Avvenuta la misurazione, compariranno sullo schermo i dati relativi a frequenza cardiaca, polso e saturazione dell'ossigeno nel sangue. Il saturimentro -acquistabile in farmacia ad un costo che oscilla tra i 20 e i 35 euro- viene normalmente utilizzato nei pazienti con asma, bronchite cronica e polmoniti, e così via. Di fronte ad una pandemia come quella attuale da Covid diventa uno strumento particolarmente importante, utile per monitorare l'ossigenazione di persone positive al Covid che sviluppino febbre, tosse e, nei casi più seri, mancanza di respiro, la cosiddetta dispnea, per tale ragione è utile avere un saturimentro in ogni casa, proprio come il termometro. 

 

Come funziona il saturimetro?

Il funzionamento di questo strumento è molto semplie da utilizzare, per questo il Cts ha caldeggiato la disposizione di un saturimetro in ogni famiglia.

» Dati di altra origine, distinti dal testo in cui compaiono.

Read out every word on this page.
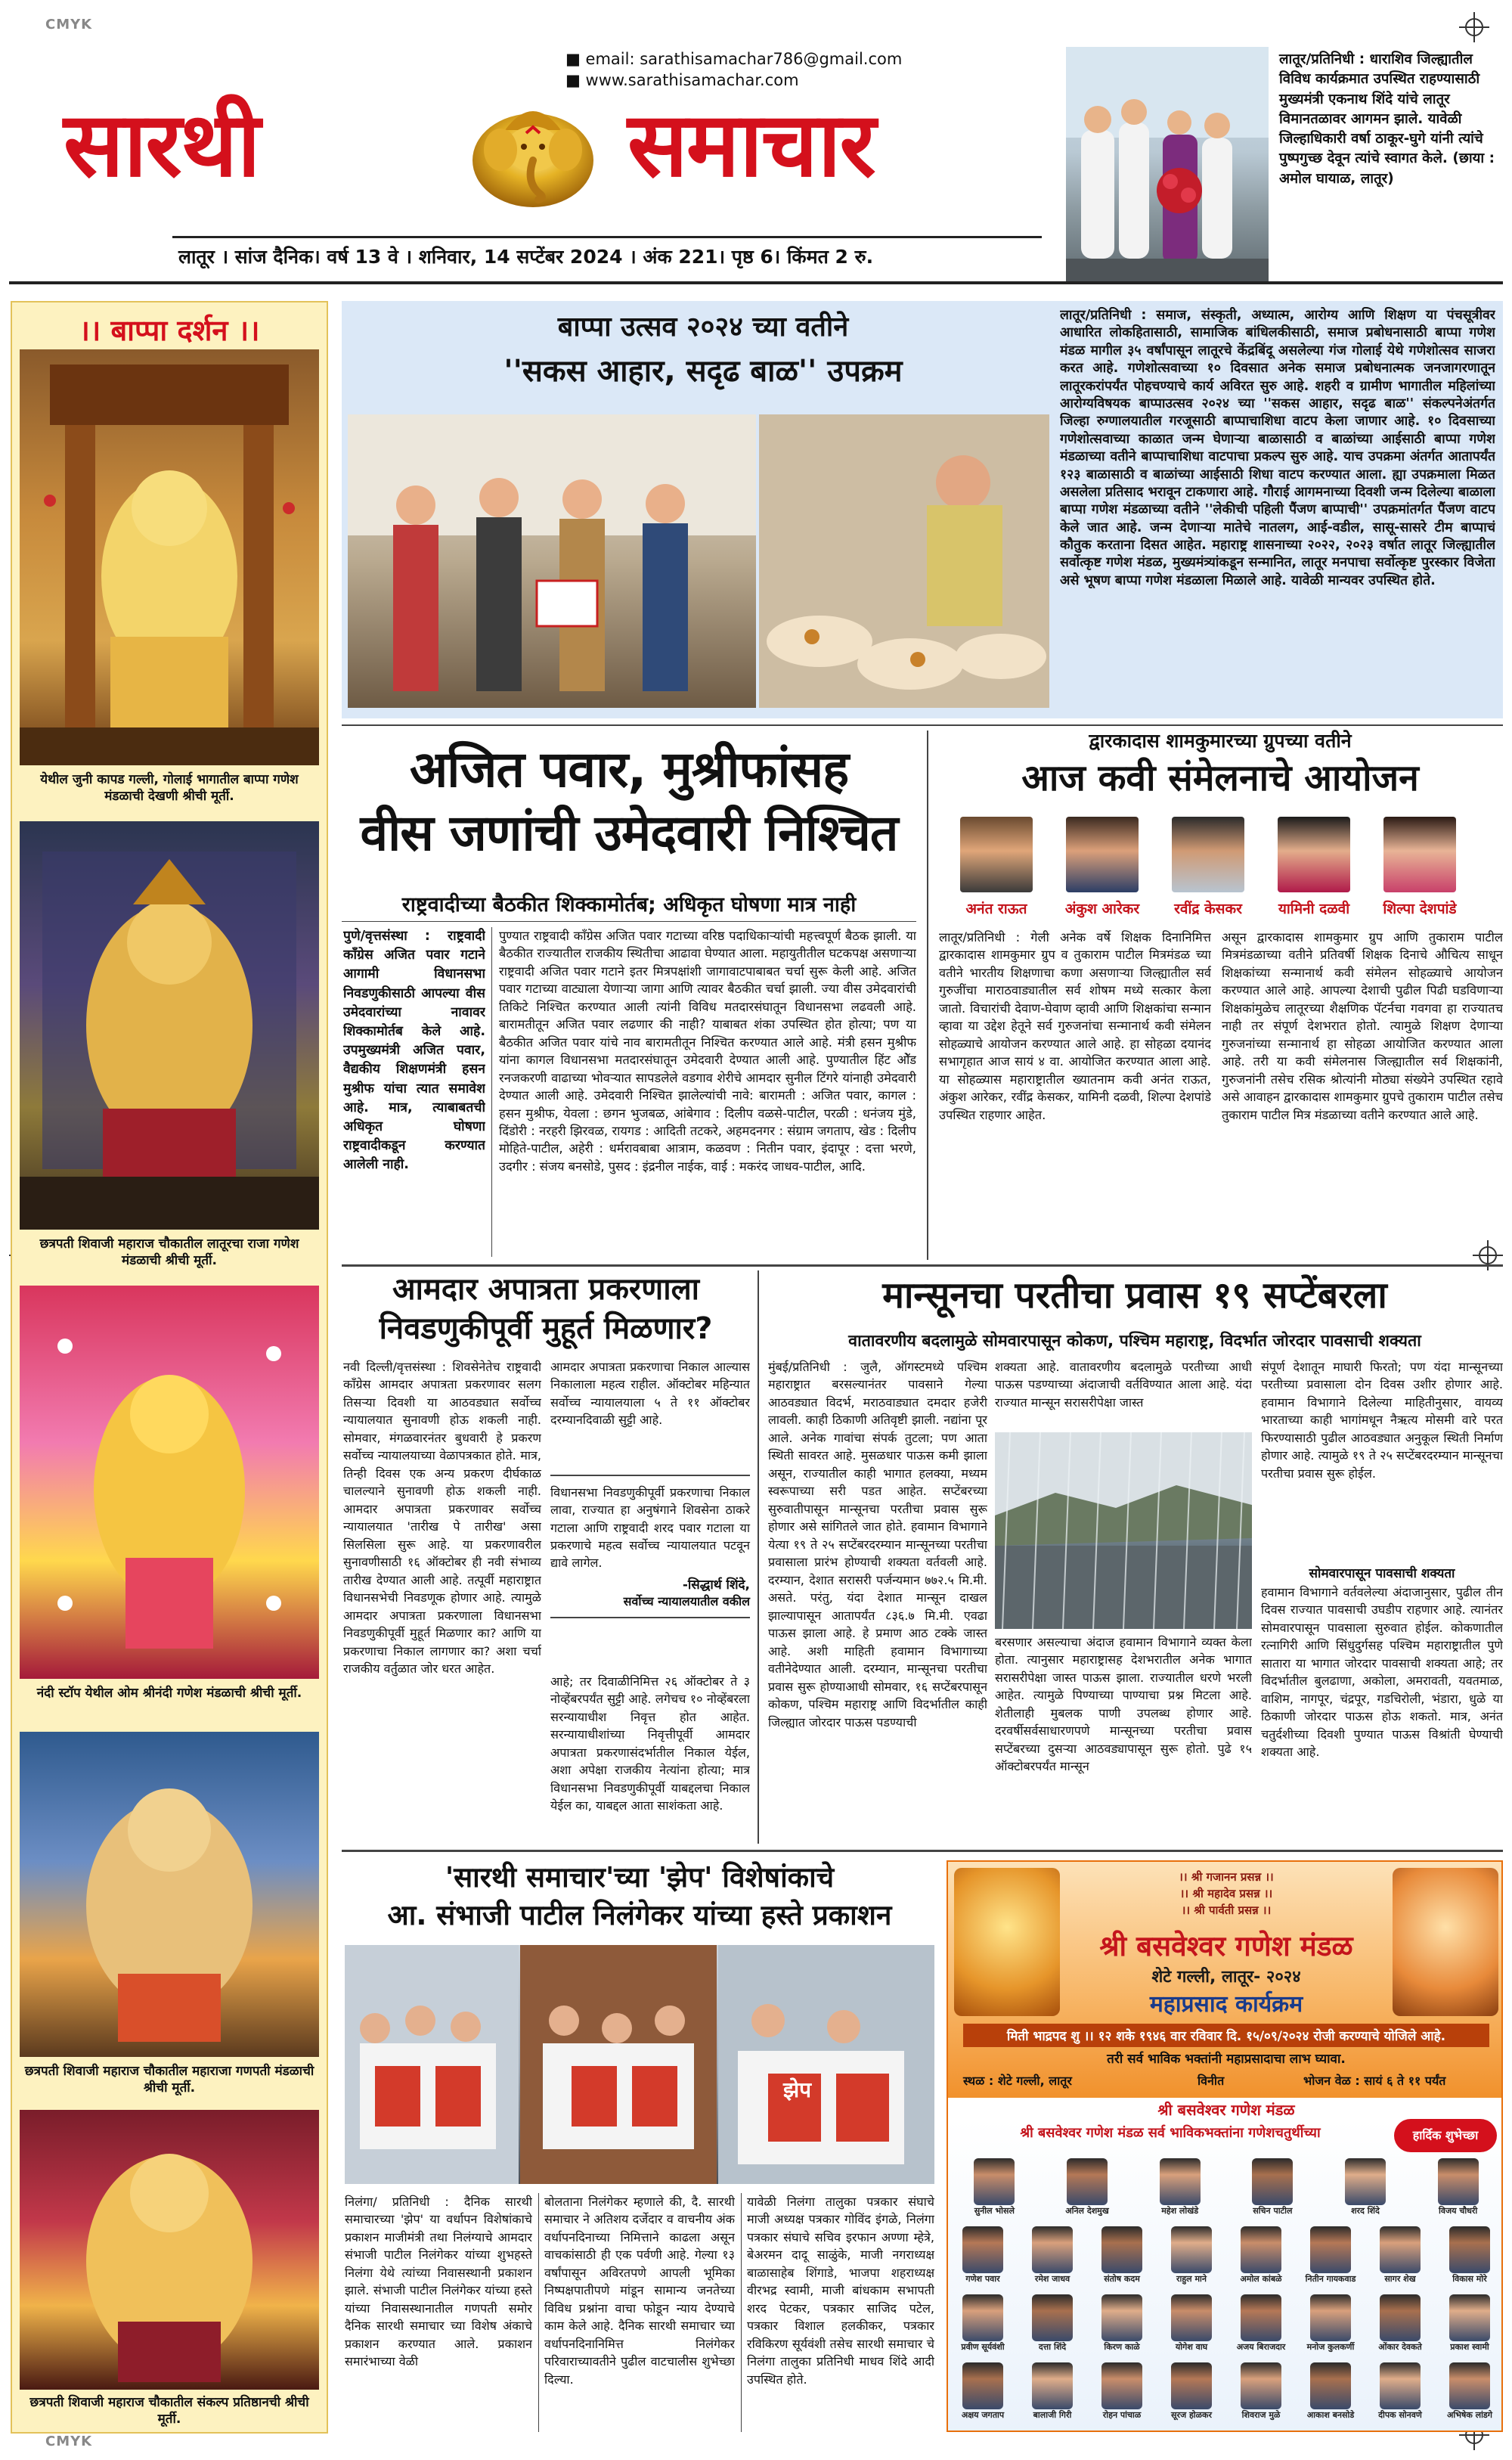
CMYK
CMYK
■ email: sarathisamachar786@gmail.com
■ www.sarathisamachar.com
सारथी	समाचार
लातूर । सांज दैनिक। वर्ष 13 वे । शनिवार, 14 सप्टेंबर 2024 । अंक 221। पृष्ठ 6। किंमत 2 रु.
लातूर/प्रतिनिधी : धाराशिव जिल्ह्यातील विविध कार्यक्रमात उपस्थित राहण्यासाठी मुख्यमंत्री एकनाथ शिंदे यांचे लातूर विमानतळावर आगमन झाले. यावेळी जिल्हाधिकारी वर्षा ठाकूर-घुगे यांनी त्यांचे पुष्पगुच्छ देवून त्यांचे स्वागत केले. (छाया : अमोल घायाळ, लातूर)
।। बाप्पा दर्शन ।।
येथील जुनी कापड गल्ली, गोलाई भागातील बाप्पा गणेश मंडळाची देखणी श्रीची मूर्ती.
छत्रपती शिवाजी महाराज चौकातील लातूरचा राजा गणेश मंडळाची श्रीची मूर्ती.
नंदी स्टॉप येथील ओम श्रीनंदी गणेश मंडळाची श्रीची मूर्ती.
छत्रपती शिवाजी महाराज चौकातील महाराजा गणपती मंडळाची श्रीची मूर्ती.
छत्रपती शिवाजी महाराज चौकातील संकल्प प्रतिष्ठानची श्रीची मूर्ती.
बाप्पा उत्सव २०२४ च्या वतीने
''सकस आहार, सदृढ बाळ'' उपक्रम
लातूर/प्रतिनिधी : समाज, संस्कृती, अध्यात्म, आरोग्य आणि शिक्षण या पंचसूत्रीवर आधारित लोकहितासाठी, सामाजिक बांधिलकीसाठी, समाज प्रबोधनासाठी बाप्पा गणेश मंडळ मागील ३५ वर्षांपासून लातूरचे केंद्रबिंदू असलेल्या गंज गोलाई येथे गणेशोत्सव साजरा करत आहे. गणेशोत्सवाच्या १० दिवसात अनेक समाज प्रबोधनात्मक जनजागरणातून लातूरकरांपर्यंत पोहचण्याचे कार्य अविरत सुरु आहे. शहरी व ग्रामीण भागातील महिलांच्या आरोग्यविषयक बाप्पाउत्सव २०२४ च्या ''सकस आहार, सदृढ बाळ'' संकल्पनेअंतर्गत जिल्हा रुग्णालयातील गरजूसाठी बाप्पाचाशिधा वाटप केला जाणार आहे. १० दिवसाच्या गणेशोत्सवाच्या काळात जन्म घेणाऱ्या बाळासाठी व बाळांच्या आईसाठी बाप्पा गणेश मंडळाच्या वतीने बाप्पाचाशिधा वाटपाचा प्रकल्प सुरु आहे. याच उपक्रमा अंतर्गत आतापर्यंत १२३ बाळासाठी व बाळांच्या आईसाठी शिधा वाटप करण्यात आला. ह्या उपक्रमाला मिळत असलेला प्रतिसाद भरावून टाकणारा आहे. गौराई आगमनाच्या दिवशी जन्म दिलेल्या बाळाला बाप्पा गणेश मंडळाच्या वतीने ''लेकीची पहिली पैंजण बाप्पाची'' उपक्रमांतर्गत पैंजण वाटप केले जात आहे. जन्म देणाऱ्या मातेचे नातलग, आई-वडील, सासू-सासरे टीम बाप्पाचं कौतुक करताना दिसत आहेत. महाराष्ट्र शासनाच्या २०२२, २०२३ वर्षात लातूर जिल्ह्यातील सर्वोत्कृष्ट गणेश मंडळ, मुख्यमंत्र्यांकडून सन्मानित, लातूर मनपाचा सर्वोत्कृष्ट पुरस्कार विजेता असे भूषण बाप्पा गणेश मंडळाला मिळाले आहे. यावेळी मान्यवर उपस्थित होते.
अजित पवार, मुश्रीफांसह
वीस जणांची उमेदवारी निश्चित
राष्ट्रवादीच्या बैठकीत शिक्कामोर्तब; अधिकृत घोषणा मात्र नाही
पुणे/वृत्तसंस्था : राष्ट्रवादी काँग्रेस अजित पवार गटाने आगामी विधानसभा निवडणुकीसाठी आपल्या वीस उमेदवारांच्या नावावर शिक्कामोर्तब केले आहे. उपमुख्यमंत्री अजित पवार, वैद्यकीय शिक्षणमंत्री हसन मुश्रीफ यांचा त्यात समावेश आहे. मात्र, त्याबाबतची अधिकृत घोषणा राष्ट्रवादीकडून करण्यात आलेली नाही.
पुण्यात राष्ट्रवादी काँग्रेस अजित पवार गटाच्या वरिष्ठ पदाधिकाऱ्यांची महत्त्वपूर्ण बैठक झाली. या बैठकीत राज्यातील राजकीय स्थितीचा आढावा घेण्यात आला. महायुतीतील घटकपक्ष असणाऱ्या राष्ट्रवादी अजित पवार गटाने इतर मित्रपक्षांशी जागावाटपाबाबत चर्चा सुरू केली आहे. अजित पवार गटाच्या वाट्याला येणाऱ्या जागा आणि त्यावर बैठकीत चर्चा झाली. ज्या वीस उमेदवारांची तिकिटे निश्चित करण्यात आली त्यांनी विविध मतदारसंघातून विधानसभा लढवली आहे. बारामतीतून अजित पवार लढणार की नाही? याबाबत शंका उपस्थित होत होत्या; पण या बैठकीत अजित पवार यांचे नाव बारामतीतून निश्चित करण्यात आले आहे. मंत्री हसन मुश्रीफ यांना कागल विधानसभा मतदारसंघातून उमेदवारी देण्यात आली आहे. पुण्यातील हिंट ओॅड रनजकरणी वाढाच्या भोवऱ्यात सापडलेले वडगाव शेरीचे आमदार सुनील टिंगरे यांनाही उमेदवारी देण्यात आली आहे. उमेदवारी निश्चित झालेल्यांची नावे: बारामती : अजित पवार, कागल : हसन मुश्रीफ, येवला : छगन भुजबळ, आंबेगाव : दिलीप वळसे-पाटील, परळी : धनंजय मुंडे, दिंडोरी : नरहरी झिरवळ, रायगड : आदिती तटकरे, अहमदनगर : संग्राम जगताप, खेड : दिलीप मोहिते-पाटील, अहेरी : धर्मरावबाबा आत्राम, कळवण : नितीन पवार, इंदापूर : दत्ता भरणे, उदगीर : संजय बनसोडे, पुसद : इंद्रनील नाईक, वाई : मकरंद जाधव-पाटील, आदि.
द्वारकादास शामकुमारच्या ग्रुपच्या वतीने
आज कवी संमेलनाचे आयोजन
अनंत राऊत	अंकुश आरेकर	रवींद्र केसकर	यामिनी दळवी	शिल्पा देशपांडे
लातूर/प्रतिनिधी : गेली अनेक वर्षे शिक्षक दिनानिमित्त द्वारकादास शामकुमार ग्रुप व तुकाराम पाटील मित्रमंडळ च्या वतीने भारतीय शिक्षणाचा कणा असणाऱ्या जिल्ह्यातील सर्व गुरुजींचा माराठवाड्यातील सर्व शोषम मध्ये सत्कार केला जातो. विचारांची देवाण-घेवाण व्हावी आणि शिक्षकांचा सन्मान व्हावा या उद्देश हेतूने सर्व गुरुजनांचा सन्मानार्थ कवी संमेलन सोहळ्याचे आयोजन करण्यात आले आहे. हा सोहळा दयानंद सभागृहात आज सायं ४ वा. आयोजित करण्यात आला आहे. या सोहळ्यास महाराष्ट्रातील ख्यातनाम कवी अनंत राऊत, अंकुश आरेकर, रवींद्र केसकर, यामिनी दळवी, शिल्पा देशपांडे उपस्थित राहणार आहेत.
असून द्वारकादास शामकुमार ग्रुप आणि तुकाराम पाटील मित्रमंडळाच्या वतीने प्रतिवर्षी शिक्षक दिनाचे औचित्य साधून शिक्षकांच्या सन्मानार्थ कवी संमेलन सोहळ्याचे आयोजन करण्यात आले आहे. आपल्या देशाची पुढील पिढी घडविणाऱ्या शिक्षकांमुळेच लातूरच्या शैक्षणिक पॅटर्नचा गवगवा हा राज्यातच नाही तर संपूर्ण देशभरात होतो. त्यामुळे शिक्षण देणाऱ्या गुरुजनांच्या सन्मानार्थ हा सोहळा आयोजित करण्यात आला आहे. तरी या कवी संमेलनास जिल्ह्यातील सर्व शिक्षकांनी, गुरुजनांनी तसेच रसिक श्रोत्यांनी मोठ्या संख्येने उपस्थित रहावे असे आवाहन द्वारकादास शामकुमार ग्रुपचे तुकाराम पाटील तसेच तुकाराम पाटील मित्र मंडळाच्या वतीने करण्यात आले आहे.
आमदार अपात्रता प्रकरणाला
निवडणुकीपूर्वी मुहूर्त मिळणार?
नवी दिल्ली/वृत्तसंस्था : शिवसेनेतेच राष्ट्रवादी काँग्रेस आमदार अपात्रता प्रकरणावर सलग तिसऱ्या दिवशी या आठवड्यात सर्वोच्च न्यायालयात सुनावणी होऊ शकली नाही. सोमवार, मंगळवारनंतर बुधवारी हे प्रकरण सर्वोच्च न्यायालयाच्या वेळापत्रकात होते. मात्र, तिन्ही दिवस एक अन्य प्रकरण दीर्घकाळ चालल्याने सुनावणी होऊ शकली नाही. आमदार अपात्रता प्रकरणावर सर्वोच्च न्यायालयात 'तारीख पे तारीख' असा सिलसिला सुरू आहे. या प्रकरणावरील सुनावणीसाठी १६ ऑक्टोबर ही नवी संभाव्य तारीख देण्यात आली आहे. तत्पूर्वी महाराष्ट्रात विधानसभेची निवडणूक होणार आहे. त्यामुळे आमदार अपात्रता प्रकरणाला विधानसभा निवडणुकीपूर्वी मुहूर्त मिळणार का? आणि या प्रकरणाचा निकाल लागणार का? अशा चर्चा राजकीय वर्तुळात जोर धरत आहेत.
आमदार अपात्रता प्रकरणाचा निकाल आल्यास निकालाला महत्व राहील. ऑक्टोबर महिन्यात सर्वोच्च न्यायालयाला ५ ते ११ ऑक्टोबर दरम्यानदिवाळी सुट्टी आहे.
विधानसभा निवडणुकीपूर्वी प्रकरणाचा निकाल लावा, राज्यात हा अनुषंगाने शिवसेना ठाकरे गटाला आणि राष्ट्रवादी शरद पवार गटाला या प्रकरणाचे महत्व सर्वोच्च न्यायालयात पटवून द्यावे लागेल.
-सिद्धार्थ शिंदे,
सर्वोच्च न्यायालयातील वकील
आहे; तर दिवाळीनिमित्त २६ ऑक्टोबर ते ३ नोव्हेंबरपर्यंत सुट्टी आहे. लगेचच १० नोव्हेंबरला सरन्यायाधीश निवृत्त होत आहेत. सरन्यायाधीशांच्या निवृत्तीपूर्वी आमदार अपात्रता प्रकरणासंदर्भातील निकाल येईल, अशा अपेक्षा राजकीय नेत्यांना होत्या; मात्र विधानसभा निवडणुकीपूर्वी याबद्दलचा निकाल येईल का, याबद्दल आता साशंकता आहे.
मान्सूनचा परतीचा प्रवास १९ सप्टेंबरला
वातावरणीय बदलामुळे सोमवारपासून कोकण, पश्चिम महाराष्ट्र, विदर्भात जोरदार पावसाची शक्यता
मुंबई/प्रतिनिधी : जुलै, ऑगस्टमध्ये पश्चिम महाराष्ट्रात बरसल्यानंतर पावसाने गेल्या आठवड्यात विदर्भ, मराठवाड्यात दमदार हजेरी लावली. काही ठिकाणी अतिवृष्टी झाली. नद्यांना पूर आले. अनेक गावांचा संपर्क तुटला; पण आता स्थिती सावरत आहे. मुसळधार पाऊस कमी झाला असून, राज्यातील काही भागात हलक्या, मध्यम स्वरूपाच्या सरी पडत आहेत. सप्टेंबरच्या सुरुवातीपासून मान्सूनचा परतीचा प्रवास सुरू होणार असे सांगितले जात होते. हवामान विभागाने येत्या १९ ते २५ सप्टेंबरदरम्यान मान्सूनच्या परतीचा प्रवासाला प्रारंभ होण्याची शक्यता वर्तवली आहे. दरम्यान, देशात सरासरी पर्जन्यमान ७७२.५ मि.मी. असते. परंतु, यंदा देशात मान्सून दाखल झाल्यापासून आतापर्यंत ८३६.७ मि.मी. एवढा पाऊस झाला आहे. हे प्रमाण आठ टक्के जास्त आहे. अशी माहिती हवामान विभागाच्या वतीनेदेण्यात आली. दरम्यान, मान्सूनचा परतीचा प्रवास सुरू होण्याआधी सोमवार, १६ सप्टेंबरपासून कोकण, पश्चिम महाराष्ट्र आणि विदर्भातील काही जिल्ह्यात जोरदार पाऊस पडण्याची
शक्यता आहे. वातावरणीय बदलामुळे परतीच्या आधी पाऊस पडण्याच्या अंदाजाची वर्तविण्यात आला आहे. यंदा राज्यात मान्सून सरासरीपेक्षा जास्त
बरसणार असल्याचा अंदाज हवामान विभागाने व्यक्त केला होता. त्यानुसार महाराष्ट्रासह देशभरातील अनेक भागात सरासरीपेक्षा जास्त पाऊस झाला. राज्यातील धरणे भरली आहेत. त्यामुळे पिण्याच्या पाण्याचा प्रश्न मिटला आहे. शेतीलाही मुबलक पाणी उपलब्ध होणार आहे. दरवर्षीसर्वसाधारणपणे मान्सूनच्या परतीचा प्रवास सप्टेंबरच्या दुसऱ्या आठवड्यापासून सुरू होतो. पुढे १५ ऑक्टोबरपर्यंत मान्सून
संपूर्ण देशातून माघारी फिरतो; पण यंदा मान्सूनच्या परतीच्या प्रवासाला दोन दिवस उशीर होणार आहे. हवामान विभागाने दिलेल्या माहितीनुसार, वायव्य भारताच्या काही भागांमधून नैऋत्य मोसमी वारे परत फिरण्यासाठी पुढील आठवड्यात अनुकूल स्थिती निर्माण होणार आहे. त्यामुळे १९ ते २५ सप्टेंबरदरम्यान मान्सूनचा परतीचा प्रवास सुरू होईल.
सोमवारपासून पावसाची शक्यता
हवामान विभागाने वर्तवलेल्या अंदाजानुसार, पुढील तीन दिवस राज्यात पावसाची उघडीप राहणार आहे. त्यानंतर सोमवारपासून पावसाला सुरुवात होईल. कोकणातील रत्नागिरी आणि सिंधुदुर्गसह पश्चिम महाराष्ट्रातील पुणे सातारा या भागात जोरदार पावसाची शक्यता आहे; तर विदर्भातील बुलढाणा, अकोला, अमरावती, यवतमाळ, वाशिम, नागपूर, चंद्रपूर, गडचिरोली, भंडारा, धुळे या ठिकाणी जोरदार पाऊस होऊ शकतो. मात्र, अनंत चतुर्दशीच्या दिवशी पुण्यात पाऊस विश्रांती घेण्याची शक्यता आहे.
'सारथी समाचार'च्या 'झेप' विशेषांकाचे
आ. संभाजी पाटील निलंगेकर यांच्या हस्ते प्रकाशन
झेप
निलंगा/ प्रतिनिधी : दैनिक सारथी समाचारच्या 'झेप' या वर्धापन विशेषांकाचे प्रकाशन माजीमंत्री तथा निलंग्याचे आमदार संभाजी पाटील निलंगेकर यांच्या शुभहस्ते निलंगा येथे त्यांच्या निवासस्थानी प्रकाशन झाले. संभाजी पाटील निलंगेकर यांच्या हस्ते यांच्या निवासस्थानातील गणपती समोर दैनिक सारथी समाचार च्या विशेष अंकाचे प्रकाशन करण्यात आले. प्रकाशन समारंभाच्या वेळी
बोलताना निलंगेकर म्हणाले की, दै. सारथी समाचार ने अतिशय दर्जेदार व वाचनीय अंक वर्धापनदिनाच्या निमित्ताने काढला असून वाचकांसाठी ही एक पर्वणी आहे. गेल्या १३ वर्षांपासून अविरतपणे आपली भूमिका निष्पक्षपातीपणे मांडून सामान्य जनतेच्या विविध प्रश्नांना वाचा फोडून न्याय देण्याचे काम केले आहे. दैनिक सारथी समाचार च्या वर्धापनदिनानिमित्त निलंगेकर परिवाराच्यावतीने पुढील वाटचालीस शुभेच्छा दिल्या.
यावेळी निलंगा तालुका पत्रकार संघाचे माजी अध्यक्ष पत्रकार गोविंद इंगळे, निलंगा पत्रकार संघाचे सचिव इरफान अण्णा म्हेत्रे, बेअरमन दादू साळुंके, माजी नगराध्यक्ष बाळासाहेब शिंगाडे, भाजपा शहराध्यक्ष वीरभद्र स्वामी, माजी बांधकाम सभापती शरद पेटकर, पत्रकार साजिद पटेल, पत्रकार विशाल हलकीकर, पत्रकार रविकिरण सूर्यवंशी तसेच सारथी समाचार चे निलंगा तालुका प्रतिनिधी माधव शिंदे आदी उपस्थित होते.
।। श्री गजानन प्रसन्न ।।
।। श्री महादेव प्रसन्न ।।
।। श्री पार्वती प्रसन्न ।।
श्री बसवेश्वर गणेश मंडळ
शेटे गल्ली, लातूर- २०२४
महाप्रसाद कार्यक्रम
मिती भाद्रपद शु ।। १२ शके १९४६ वार रविवार दि. १५/०९/२०२४ रोजी करण्याचे योजिले आहे.
तरी सर्व भाविक भक्तांनी महाप्रसादाचा लाभ घ्यावा.
स्थळ : शेटे गल्ली, लातूर	विनीत	भोजन वेळ : सायं ६ ते ११ पर्यंत
श्री बसवेश्वर गणेश मंडळ
श्री बसवेश्वर गणेश मंडळ सर्व भाविकभक्तांना गणेशचतुर्थीच्या	हार्दिक शुभेच्छा
सुनील भोसले	अनिल देशमुख	महेश लोखंडे	सचिन पाटील	शरद शिंदे	विजय चौधरी
गणेश पवार	रमेश जाधव	संतोष कदम	राहुल माने	अमोल कांबळे	नितीन गायकवाड	सागर शेख	विकास मोरे
प्रवीण सूर्यवंशी	दत्ता शिंदे	किरण काळे	योगेश वाघ	अजय बिराजदार	मनोज कुलकर्णी	ओंकार देवकते	प्रकाश स्वामी
अक्षय जगताप	बालाजी गिरी	रोहन पांचाळ	सूरज होळकर	शिवराज मुळे	आकाश बनसोडे	दीपक सोनवणे	अभिषेक लांडगे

La misurazione della saturazione di ossigeno nel sangue è veloce, indolore a assolutamente non invasiva.

Come funziona: dopo aver acceso il dispositivo, si inserisce il dito, e si attendono alcuni secondi, sino a quando comparirà una sigla: SpO2 e un numero percentuale. Quando il valore della presenza di ossigeno è superiore al 95% non c'è nulla da preoccuparsi, ma se il valore è inferiore allora bisogna prestare attenzione.

Quando questo valore è compreso tra il 90 e il 95% indica una parziale carenza dell'ossigeno (in gergo medico: lieve ipossia), valori compresi fra l'86% e il 90, indicano una ipossiemia moderata,mentre valori al di sotto del 90% non sono fisiologici ed indicano una deficienza di ossigeno (severa ipossia).

In entrambi i casi, ossia quando la saturimetria in soggetti giovani e in salute, è inferiore a 95%, è utile avvisare il medico di base che saprà indirizzare il paziente. Nel caso di soggetti anziani con patologie pregresse, invece, la soglia sotto la quale il valore non sarebbe fisiologico è il 92%.

Consigli per una misurazione corretta con il saturimetro

  • Dito caldo: sfregarlo bene prima di inserirlo nel saturimetro
  • Non muoversi: i movimenti possono alterare la rilevazione
  • No allo smalto: gli smalti, così come i gel, vanno tolti perché rischiano di schermare le radiazioni luminose emesse dalla sonda del saturimetro e quindi falsare i risultati. 
  • Da verificare l'indice di perfusione: è un valore numerico in grado di indicare l'intensità della pulsazione nel punto in cui viene posizionato il sensore. In sintesi: quantifica l'attendibilità della misurazione. Per valori superiori al 4% la misurazione è ritenuta attendibile. Non tutti i saturimetri lo riportano, ma è meglio comprarne uno che lo indichi, e che abbia un valore maggiore del 4%, per avere certezza sul suo corretto funzionamento.